Postpartum bleeding | |
---|---|
Other names | Postpartum hemorrhage |
A non-pneumatic anti-shock garment (NASG) | |
Specialty | Obstetrics |
Symptoms | Significant blood loss after childbirth, increased heart rate, feeling faint upon standing, increased breath rate[1][2] |
Causes | Poor contraction of the uterus, not all the placenta removed, tear of the uterus, poor blood clotting[2] |
Risk factors | Anemia, Asian ethnicity, more than one baby, obesity, age older than 40 years[2] |
Prevention | Oxytocin, misoprostol[2] |
Treatment | Intravenous fluids, non-pneumatic anti-shock garment, blood transfusions, ergotamine, tranexamic acid[2][3] |
Prognosis | 3% risk of death (developing world)[2] |
Frequency | 8.7 million (global)[4] / 1.2% of births (developing world)[2] |
Deaths | 83,100 (2015)[5] |
Postpartum bleeding or postpartum hemorrhage (PPH) is often defined as the loss of more than 500 ml or 1,000 ml of blood following childbirth.[2] Some have added the requirement that there also be signs or symptoms of low blood volume for the condition to exist.[6] Signs and symptoms may initially include: an increased heart rate, feeling faint upon standing, and an increased breathing rate.[1] As more blood is lost, the patient may feel cold, blood pressure may drop, and they may become restless or unconscious.[1] In severe cases circulatory collapse, disseminated intravascular coagulation and death can occur.

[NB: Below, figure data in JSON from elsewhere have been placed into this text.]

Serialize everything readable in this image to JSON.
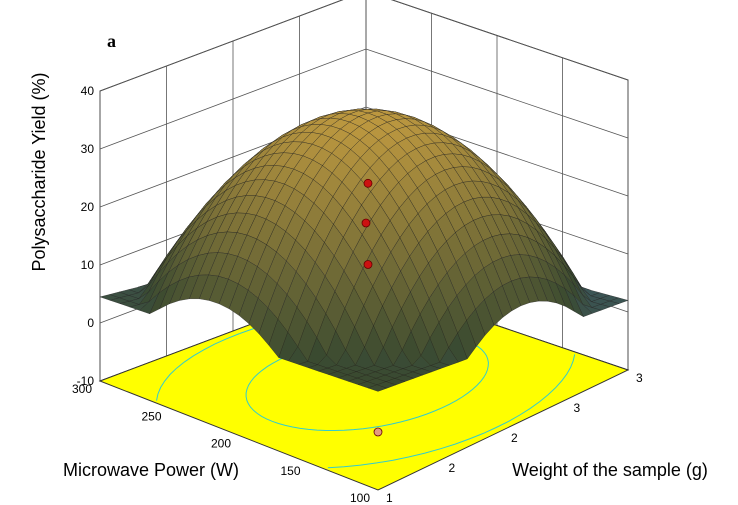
{
  "chart_data": {
    "type": "surface3d",
    "panel_label": "a",
    "zlabel": "Polysaccharide Yield (%)",
    "xlabel": "Microwave Power (W)",
    "ylabel": "Weight of the sample (g)",
    "z_ticks": [
      "-10",
      "0",
      "10",
      "20",
      "30",
      "40"
    ],
    "x_ticks": [
      "100",
      "150",
      "200",
      "250",
      "300"
    ],
    "y_ticks": [
      "1",
      "2",
      "2",
      "3",
      "3"
    ],
    "zlim": [
      -10,
      40
    ],
    "xlim": [
      100,
      300
    ],
    "ylim": [
      1,
      3
    ],
    "grid": true,
    "floor_color": "#ffff00",
    "contour_color": "#33cccc",
    "surface_peak_color": "#c09a40",
    "surface_low_color": "#3f6fb0",
    "surface": {
      "peak_z": 37,
      "peak_x": 200,
      "peak_y": 2,
      "corner_values": {
        "x300_y1": 5,
        "x300_y3": -6,
        "x100_y1": 10,
        "x100_y3": 0
      }
    },
    "design_points": [
      {
        "x": 200,
        "y": 2,
        "z": 24,
        "color": "#cc1111"
      },
      {
        "x": 200,
        "y": 2,
        "z": 10,
        "color": "#cc1111"
      },
      {
        "x": 300,
        "y": 3,
        "z": 0,
        "color": "#cc1111"
      },
      {
        "x": 100,
        "y": 1,
        "z": 0,
        "color": "#e39a80"
      }
    ]
  }
}
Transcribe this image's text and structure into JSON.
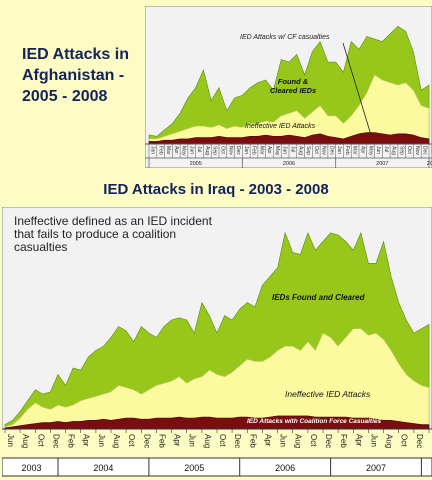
{
  "colors": {
    "page_bg": "#fdfcc4",
    "plot_bg": "#f2f2f2",
    "found": "#96c71a",
    "ineffective": "#fbfa9f",
    "cf": "#7a0d10",
    "title": "#13235a"
  },
  "afghanistan": {
    "title": "IED Attacks in Afghanistan - 2005 - 2008",
    "annotations": {
      "cf": "IED Attacks w/ CF casualties",
      "found_line1": "Found &",
      "found_line2": "Cleared IEDs",
      "ineffective": "Ineffective IED Attacks"
    },
    "years": [
      {
        "label": "2005",
        "month_start": 0,
        "month_end": 12
      },
      {
        "label": "2006",
        "month_start": 12,
        "month_end": 24
      },
      {
        "label": "2007",
        "month_start": 24,
        "month_end": 36
      },
      {
        "label": "2008",
        "month_start": 36,
        "month_end": 37
      }
    ],
    "month_labels": [
      "Jan",
      "Feb",
      "Mar",
      "Apr",
      "May",
      "Jun",
      "Jul",
      "Aug",
      "Sep",
      "Oct",
      "Nov",
      "Dec",
      "Jan",
      "Feb",
      "Mar",
      "Apr",
      "May",
      "Jun",
      "Jul",
      "Aug",
      "Sep",
      "Oct",
      "Nov",
      "Dec",
      "Jan",
      "Feb",
      "Mar",
      "Apr",
      "May",
      "Jun",
      "Jul",
      "Aug",
      "Sep",
      "Oct",
      "Nov",
      "Dec",
      "Jan"
    ]
  },
  "iraq": {
    "title": "IED Attacks in Iraq - 2003 - 2008",
    "note": "Ineffective defined as an IED incident that fails to produce a coalition casualties",
    "annotations": {
      "found": "IEDs Found and Cleared",
      "ineffective": "Ineffective IED Attacks",
      "cf": "IED Attacks with Coalition Force Casualties"
    },
    "month_labels": [
      "Jun",
      "Aug",
      "Oct",
      "Dec",
      "Feb",
      "Apr",
      "Jun",
      "Aug",
      "Oct",
      "Dec",
      "Feb",
      "Apr",
      "Jun",
      "Aug",
      "Oct",
      "Dec",
      "Feb",
      "Apr",
      "Jun",
      "Aug",
      "Oct",
      "Dec",
      "Feb",
      "Apr",
      "Jun",
      "Aug",
      "Oct",
      "Dec",
      "Jan"
    ],
    "years": [
      {
        "label": "2003",
        "month_start": 0,
        "month_end": 7
      },
      {
        "label": "2004",
        "month_start": 7,
        "month_end": 19
      },
      {
        "label": "2005",
        "month_start": 19,
        "month_end": 31
      },
      {
        "label": "2006",
        "month_start": 31,
        "month_end": 43
      },
      {
        "label": "2007",
        "month_start": 43,
        "month_end": 55
      },
      {
        "label": "",
        "month_start": 55,
        "month_end": 57
      }
    ]
  },
  "chart_data": [
    {
      "type": "area",
      "title": "IED Attacks in Afghanistan - 2005 - 2008",
      "x": [
        "Jan",
        "Feb",
        "Mar",
        "Apr",
        "May",
        "Jun",
        "Jul",
        "Aug",
        "Sep",
        "Oct",
        "Nov",
        "Dec",
        "Jan",
        "Feb",
        "Mar",
        "Apr",
        "May",
        "Jun",
        "Jul",
        "Aug",
        "Sep",
        "Oct",
        "Nov",
        "Dec",
        "Jan",
        "Feb",
        "Mar",
        "Apr",
        "May",
        "Jun",
        "Jul",
        "Aug",
        "Sep",
        "Oct",
        "Nov",
        "Dec",
        "Jan"
      ],
      "ylim": [
        0,
        100
      ],
      "series": [
        {
          "name": "IED Attacks w/ CF casualties",
          "values": [
            2,
            2,
            3,
            3,
            4,
            4,
            5,
            5,
            5,
            6,
            5,
            5,
            5,
            6,
            6,
            7,
            6,
            6,
            7,
            6,
            5,
            7,
            8,
            6,
            5,
            4,
            6,
            8,
            9,
            9,
            8,
            7,
            8,
            8,
            7,
            5,
            4
          ]
        },
        {
          "name": "Ineffective IED Attacks",
          "values": [
            4,
            4,
            6,
            8,
            10,
            12,
            14,
            14,
            13,
            15,
            12,
            14,
            13,
            16,
            16,
            18,
            17,
            22,
            24,
            26,
            20,
            25,
            30,
            22,
            22,
            16,
            22,
            30,
            40,
            54,
            50,
            48,
            46,
            48,
            42,
            30,
            28
          ]
        },
        {
          "name": "Found & Cleared IEDs",
          "values": [
            7,
            6,
            11,
            16,
            24,
            36,
            44,
            58,
            34,
            44,
            26,
            36,
            38,
            44,
            48,
            50,
            42,
            66,
            64,
            70,
            54,
            72,
            80,
            64,
            64,
            56,
            80,
            74,
            84,
            82,
            80,
            86,
            92,
            88,
            72,
            42,
            46
          ]
        }
      ]
    },
    {
      "type": "area",
      "title": "IED Attacks in Iraq - 2003 - 2008",
      "note": "Ineffective defined as an IED incident that fails to produce a coalition casualties",
      "x": [
        "Jun 2003",
        "Jul 2003",
        "Aug 2003",
        "Sep 2003",
        "Oct 2003",
        "Nov 2003",
        "Dec 2003",
        "Jan 2004",
        "Feb 2004",
        "Mar 2004",
        "Apr 2004",
        "May 2004",
        "Jun 2004",
        "Jul 2004",
        "Aug 2004",
        "Sep 2004",
        "Oct 2004",
        "Nov 2004",
        "Dec 2004",
        "Jan 2005",
        "Feb 2005",
        "Mar 2005",
        "Apr 2005",
        "May 2005",
        "Jun 2005",
        "Jul 2005",
        "Aug 2005",
        "Sep 2005",
        "Oct 2005",
        "Nov 2005",
        "Dec 2005",
        "Jan 2006",
        "Feb 2006",
        "Mar 2006",
        "Apr 2006",
        "May 2006",
        "Jun 2006",
        "Jul 2006",
        "Aug 2006",
        "Sep 2006",
        "Oct 2006",
        "Nov 2006",
        "Dec 2006",
        "Jan 2007",
        "Feb 2007",
        "Mar 2007",
        "Apr 2007",
        "May 2007",
        "Jun 2007",
        "Jul 2007",
        "Aug 2007",
        "Sep 2007",
        "Oct 2007",
        "Nov 2007",
        "Dec 2007",
        "Jan 2008",
        "Feb 2008"
      ],
      "ylim": [
        0,
        100
      ],
      "series": [
        {
          "name": "IED Attacks with Coalition Force Casualties",
          "values": [
            0.5,
            1,
            1.5,
            2,
            2.5,
            3,
            3,
            3.5,
            3,
            3.5,
            3.5,
            4,
            4,
            4.5,
            4,
            4.5,
            5,
            5,
            4.5,
            4.5,
            5,
            5,
            5,
            5.5,
            5,
            5,
            5.5,
            5.5,
            5,
            5,
            5,
            5.5,
            5.5,
            5,
            5,
            5.5,
            6,
            6,
            6,
            6,
            6,
            5.5,
            5.5,
            5.5,
            5.5,
            5.5,
            5,
            5,
            5,
            4.5,
            4,
            4,
            3.5,
            3,
            2.5,
            2,
            2
          ]
        },
        {
          "name": "Ineffective IED Attacks",
          "values": [
            1,
            2,
            5,
            9,
            12,
            10,
            9,
            11,
            10,
            11,
            13,
            14,
            15,
            16,
            17,
            20,
            19,
            18,
            16,
            18,
            20,
            21,
            22,
            24,
            21,
            23,
            24,
            27,
            25,
            24,
            26,
            29,
            32,
            31,
            31,
            33,
            36,
            38,
            38,
            36,
            40,
            36,
            44,
            42,
            38,
            42,
            46,
            46,
            43,
            44,
            41,
            36,
            30,
            25,
            22,
            20,
            19
          ]
        },
        {
          "name": "IEDs Found and Cleared",
          "values": [
            2,
            4,
            8,
            13,
            18,
            16,
            17,
            25,
            20,
            28,
            27,
            33,
            36,
            38,
            42,
            47,
            45,
            40,
            47,
            44,
            42,
            47,
            50,
            51,
            50,
            44,
            58,
            52,
            44,
            52,
            50,
            55,
            58,
            56,
            66,
            70,
            74,
            90,
            81,
            80,
            90,
            82,
            86,
            90,
            89,
            86,
            82,
            90,
            76,
            76,
            86,
            70,
            58,
            50,
            44,
            46,
            48
          ]
        }
      ]
    }
  ]
}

The condition can occur up to twelve weeks following delivery in the secondary form.[7] The most common cause is poor contraction of the uterus following childbirth.[2] Not all of the placenta being delivered, a tear of the uterus, or poor blood clotting are other possible causes.[2] It occurs more commonly in those who already have a low amount of red blood, are Asian, have a larger fetus or more than one fetus, are obese or are older than 40 years of age.[2] It also occurs more commonly following caesarean sections, those in whom medications are used to start labor, those requiring the use of a vacuum or forceps, and those who have an episiotomy.[2][8]
Prevention involves decreasing known risk factors including procedures associated with the condition, if possible, and giving the medication oxytocin to stimulate the uterus to contract shortly after the baby is born.[2] Misoprostol may be used instead of oxytocin in resource-poor settings.[2] Treatments may include: intravenous fluids, blood transfusions, and the medication ergotamine to cause further uterine contraction.[2] Efforts to compress the uterus using the hands may be effective if other treatments do not work.[2] The aorta may also be compressed by pressing on the abdomen.[2] The World Health Organization has recommended the non-pneumatic anti-shock garment to help until other measures such as surgery can be carried out.[2] Tranexamic acid has also been shown to reduce the risk of death,[3] and has been recommended within three hours of delivery.[9]
In the developing world about 1.2% of deliveries are associated with PPH and when PPH occurred about 3% of women died.[2] It is responsible for 8% of maternal deaths during childbirth in developed regions and 20% of maternal deaths during childbirth in developing regions.[7] Globally it occurs about 8.7 million times and results in 44,000 to 86,000 deaths per year making it the leading cause of death during pregnancy.[4][2][10] About 0.4 women per 100,000 deliveries die from PPH in the United Kingdom while about 150 women per 100,000 deliveries die in sub-Saharan Africa.[2] Rates of death have decreased substantially since at least the late 1800s in the United Kingdom.[2]